Pergeseran Paradigma
A.
Pengertian Paradigma
Secara etimologis kata
paradigma berasal dari bahasa Yunani paradegima yang berarti pattern (pola) atau example (contoh), dan dari kata paradeiknunai yang berarti demostrate atau mempertunjukkan,
mepertontonkan.
Oxford English Dictionary mendefinisikan paradigma
as “A Pattern or model, an example.”
Kuntowijoyo (1998: 327) mengungkapkan paradigma adalah sebuah cara
dalam merumuskan kerangka teori yang dibangun berdasarkan mode of thought atau
mode of inquiry agar menghasilakan mode of knowing.

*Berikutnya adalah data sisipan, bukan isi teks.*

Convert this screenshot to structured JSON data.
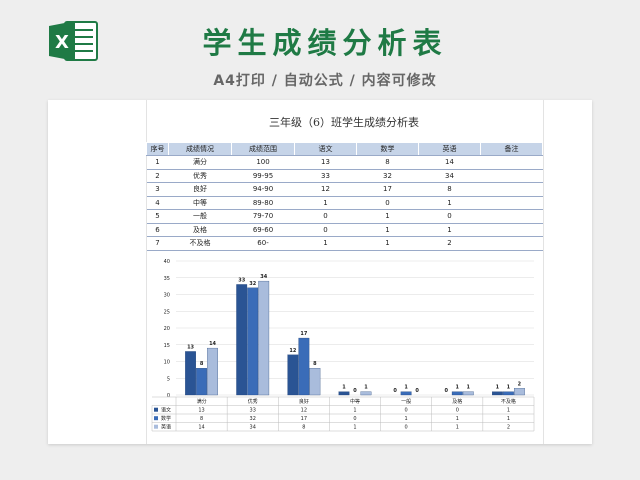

Dari adanya paradigma ini melahirkan adanya kejelasan konsep,
mekanisme penyelesaian, dan produk berpikir yang akan dihasilkan. Sejalan
dengan hal tersebut, Immanuel Kant menyebutnya dengan istilah Skema
Konseptual.[1]
Thomas Kuhn dalam bukunya yang terkenal The Structure of
Scientific Revolution (1970), pergeseran
paradigma adalah perubahan
asumsi dasar atau paradigma dalam sains.
Menurutnya, "paradigma adalah apa yang diyakini oleh anggota komunitas
ilmiah" (The Essential Tension, 1977). Paradigma tidak terbatas
kepada teori yang ada, tetapi juga semua cara pandang dunia dan implikasinya.
Revolusi ilmiah berlangsung ketika ilmuwan menemukan keganjilan yang tak dapat
dijelaskan oleh paradigma mereka saat itu. Thomas Khun juga menyebutkan ada sekitar 22 definisi paradigma dalam ungkapan yang
berbeda. Dalam ungkapannya paradigma adalah pencapaian-pencapaian (achievements)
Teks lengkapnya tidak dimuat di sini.